Larry David Believes the NFL Should Curb Its Enthusiasm For Kickers
Larry David’s ideas about changes he’d make to NFL gameplay are pretty, pretty good.
Based on his recent guest spot on The Rich Eisen Show, comedy icon Larry David wants the NFL to make a major change in how the game works. He doesn’t even get how kickers and goalposts are still in the game.
Eisen started the discussion about football by asking David what he would do differently if he had Roger Goodell‘s position.
“I really don’t care if people like it or not, I’m losing the goalposts,” said the Curb Your Enthusiasm star. “Why are there goalposts? Why are kickers–they don’t have football skills…they’re not football players but I’m sure they’re wonderful people–why are they kicking the ball through goal posts to decide games?”

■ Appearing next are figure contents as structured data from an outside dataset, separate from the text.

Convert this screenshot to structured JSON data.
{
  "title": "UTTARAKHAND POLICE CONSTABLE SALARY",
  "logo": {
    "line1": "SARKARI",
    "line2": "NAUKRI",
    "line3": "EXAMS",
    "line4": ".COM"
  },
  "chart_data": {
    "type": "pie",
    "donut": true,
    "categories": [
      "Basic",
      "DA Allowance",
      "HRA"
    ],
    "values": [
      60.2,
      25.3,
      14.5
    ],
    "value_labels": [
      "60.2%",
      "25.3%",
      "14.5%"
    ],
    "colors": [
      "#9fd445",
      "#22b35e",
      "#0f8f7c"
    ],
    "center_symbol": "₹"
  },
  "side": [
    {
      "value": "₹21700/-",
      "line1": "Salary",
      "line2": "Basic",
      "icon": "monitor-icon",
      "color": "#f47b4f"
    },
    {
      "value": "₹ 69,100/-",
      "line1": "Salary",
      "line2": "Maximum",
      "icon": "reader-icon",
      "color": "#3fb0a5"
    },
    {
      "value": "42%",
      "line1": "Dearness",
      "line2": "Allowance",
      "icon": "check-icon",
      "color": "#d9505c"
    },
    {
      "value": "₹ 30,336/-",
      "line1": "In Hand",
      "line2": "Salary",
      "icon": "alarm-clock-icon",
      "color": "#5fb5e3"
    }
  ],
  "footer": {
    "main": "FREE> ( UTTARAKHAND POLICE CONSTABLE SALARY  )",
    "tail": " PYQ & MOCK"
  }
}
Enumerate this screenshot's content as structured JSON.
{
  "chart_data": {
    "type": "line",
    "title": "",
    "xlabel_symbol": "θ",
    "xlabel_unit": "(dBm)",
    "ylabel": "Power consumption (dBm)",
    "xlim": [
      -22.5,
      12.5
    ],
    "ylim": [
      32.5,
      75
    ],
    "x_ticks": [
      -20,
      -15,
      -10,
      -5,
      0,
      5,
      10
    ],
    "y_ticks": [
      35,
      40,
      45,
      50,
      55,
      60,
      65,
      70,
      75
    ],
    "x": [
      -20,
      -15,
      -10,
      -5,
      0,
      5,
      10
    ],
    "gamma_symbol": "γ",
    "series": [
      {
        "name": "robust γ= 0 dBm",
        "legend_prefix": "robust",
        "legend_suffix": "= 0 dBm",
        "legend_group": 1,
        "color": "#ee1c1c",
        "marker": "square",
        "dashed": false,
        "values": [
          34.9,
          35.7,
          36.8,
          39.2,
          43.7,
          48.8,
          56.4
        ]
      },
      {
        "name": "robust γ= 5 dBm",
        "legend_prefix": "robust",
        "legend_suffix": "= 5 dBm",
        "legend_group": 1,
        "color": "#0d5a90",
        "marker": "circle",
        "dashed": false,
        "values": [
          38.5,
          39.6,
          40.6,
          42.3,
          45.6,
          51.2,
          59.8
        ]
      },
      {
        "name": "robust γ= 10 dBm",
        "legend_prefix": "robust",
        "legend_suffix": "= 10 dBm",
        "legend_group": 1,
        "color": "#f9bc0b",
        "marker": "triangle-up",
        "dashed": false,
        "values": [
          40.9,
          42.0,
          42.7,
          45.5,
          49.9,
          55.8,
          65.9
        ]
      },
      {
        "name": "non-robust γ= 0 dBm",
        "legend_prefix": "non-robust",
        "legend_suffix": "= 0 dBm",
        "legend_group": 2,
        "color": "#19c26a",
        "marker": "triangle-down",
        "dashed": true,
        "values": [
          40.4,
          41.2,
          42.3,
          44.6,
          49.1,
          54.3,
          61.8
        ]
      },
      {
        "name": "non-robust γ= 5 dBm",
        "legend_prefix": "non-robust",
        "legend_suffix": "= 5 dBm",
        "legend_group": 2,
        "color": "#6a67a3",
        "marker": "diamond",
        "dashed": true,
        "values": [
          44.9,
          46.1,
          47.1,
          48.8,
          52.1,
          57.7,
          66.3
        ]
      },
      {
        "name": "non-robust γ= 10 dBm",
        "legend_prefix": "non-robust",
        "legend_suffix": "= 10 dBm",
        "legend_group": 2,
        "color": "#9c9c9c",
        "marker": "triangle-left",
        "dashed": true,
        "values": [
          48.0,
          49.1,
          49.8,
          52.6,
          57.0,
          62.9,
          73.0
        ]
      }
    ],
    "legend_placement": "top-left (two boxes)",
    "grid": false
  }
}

You can watch the segment in the video above and even as David is precisely the guy you might know from Curb or even Jason Alexander’s portrayal of George Costanza, the Seinfeld character based on him, he’s also making a pretty, pretty good point.
David isn’t done with kicking footballs, either–he goes on to say later in the segment that he’d also consider getting rid of punters. As far as he’s concerned, the way to score extra points is entirely through 1-2 point conversions.
The fun thing about the video is how many logical points the comedy writer makes. He also hates the coin toss at the beginning of the game and thinks the NFL’s overtime rules are ridiculous, in general.
These ideas aren’t unique to Larry David. In 2019 Sports Illustrated published an article by writer Kalyn Kahler that stated kickers are no longer a relevant part of the game. Here’s more from SI:
I know that kicking is not easy. It’s really, really hard. A Chicago brewery challenged Bears fans to attempt Parkey’s 43-yard field goal—without timing it to the snap or worrying about a defensive line of leaping giants—and not a single fan of the 100 who tried even came close. (Including me.)
The job is so specific and repetitive that it’s hardly even the kicker’s fault that they sometimes get the yips and miss an extra point, or as in otherwise solid Packers kicker Mason Crosby’s case last year: FOUR missed field goals and a missed extra point in one game. Their job is specialized to a fault. They don’t have to learn three different responsibilities on the same play or adapt their game plan each week for a different opponent. All they do is repeat the exact same task: Three steps back, two steps to the left, approach and kick.
Kaler went on to point out how the presence of kickers might not be great for teams as a whole, using the example “an offensive lineman, out there battling defensive linemen chest-to-chest, expending every ounce of your energy to win your matchups.” If the kicker, Kaler writes, “who has yet to break a sweat, goes out and misses an extra point. How can you not just hate that kicker?”
NFL kickers aren’t going anywhere soon, but it would be pretty funny if once the NFL commissioner announced they were being pulled from the game, a band began playing the infamous Curb Your Enthusiasm tuba music.